Optimal design on Watt-chain double-toggle mold clamping mechanism for injection molding machine.

Abstract

The mode clamping mechanism is the most important part of forming section for the plastic injection molding machine. If this mechanism has double-toggle effects at the close position, it will get a larger clamping force and have higher safety. This study focuses on the optimal design of the Watt-chain mechanism with double-toggle effects at the close position. The Watt-chain double-toggle mechanism is chosen to be the mold clamping mechanism by referring to the existing patents. Then, the kinematic characteristics of the Watt-chain double-toggle mechanism are analyzed by the vector loop method.

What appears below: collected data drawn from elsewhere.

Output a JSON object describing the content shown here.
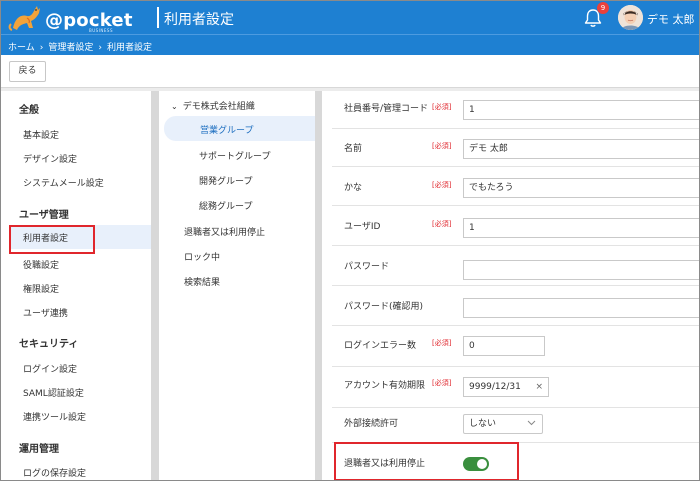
{
  "header": {
    "logo_text": "@pocket",
    "logo_sub": "BUSINESS",
    "page_title": "利用者設定",
    "notification_count": "9",
    "user_name": "デモ 太郎"
  },
  "breadcrumb": [
    "ホーム",
    "管理者設定",
    "利用者設定"
  ],
  "toolbar": {
    "back_label": "戻る"
  },
  "leftnav": {
    "sections": [
      {
        "title": "全般",
        "items": [
          "基本設定",
          "デザイン設定",
          "システムメール設定"
        ]
      },
      {
        "title": "ユーザ管理",
        "items": [
          "利用者設定",
          "役職設定",
          "権限設定",
          "ユーザ連携"
        ]
      },
      {
        "title": "セキュリティ",
        "items": [
          "ログイン設定",
          "SAML認証設定",
          "連携ツール設定"
        ]
      },
      {
        "title": "運用管理",
        "items": [
          "ログの保存設定"
        ]
      }
    ],
    "active_item": "利用者設定"
  },
  "tree": {
    "root": "デモ株式会社組織",
    "groups": [
      "営業グループ",
      "サポートグループ",
      "開発グループ",
      "総務グループ"
    ],
    "active_group": "営業グループ",
    "other_items": [
      "退職者又は利用停止",
      "ロック中",
      "検索結果"
    ]
  },
  "form": {
    "required_label": "[必須]",
    "fields": [
      {
        "label": "社員番号/管理コード",
        "required": true,
        "value": "1"
      },
      {
        "label": "名前",
        "required": true,
        "value": "デモ 太郎"
      },
      {
        "label": "かな",
        "required": true,
        "value": "でもたろう"
      },
      {
        "label": "ユーザID",
        "required": true,
        "value": "1"
      },
      {
        "label": "パスワード",
        "required": false,
        "value": ""
      },
      {
        "label": "パスワード(確認用)",
        "required": false,
        "value": ""
      },
      {
        "label": "ログインエラー数",
        "required": true,
        "value": "0"
      },
      {
        "label": "アカウント有効期限",
        "required": true,
        "value": "9999/12/31",
        "clear": "×"
      },
      {
        "label": "外部接続許可",
        "required": false,
        "value": "しない"
      },
      {
        "label": "退職者又は利用停止",
        "required": false,
        "toggle_on": true
      }
    ]
  },
  "colors": {
    "primary": "#1e80d2",
    "highlight": "#e0262c",
    "toggle_on": "#3a8f3e",
    "active_bg": "#e8f0fb"
  }
}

Finally, based on the kinematic requirements and the proposed optimal design process according to the objective function, the optimal design on Watt-chain double-toggle mechanism is accomplished in this study. This study proposes an optimal design process on Watt-chain double-toggle mold clamping mechanism. By following the optimal design process, the optimal Watt-chain double-toggle mold clamping mechanism has a maximum acceleration 3418 mm/s2 (amax = 3418 mm/s2) and a force ratio is 2.24 (Fin/Fout = 2.24). According to the studies on the optimal designs of mechanisms, the optimal Watt-chain double-toggle mechanism, which is better than the multiple-joint double-toggle mold clamping mechanism in the existing patent by reducing 19.5% of acceleration and 30% of a driving force, is proposed. The results of this study could be the design reference in engineering when designing mold clamping mechanisms for plastic injection molding machines.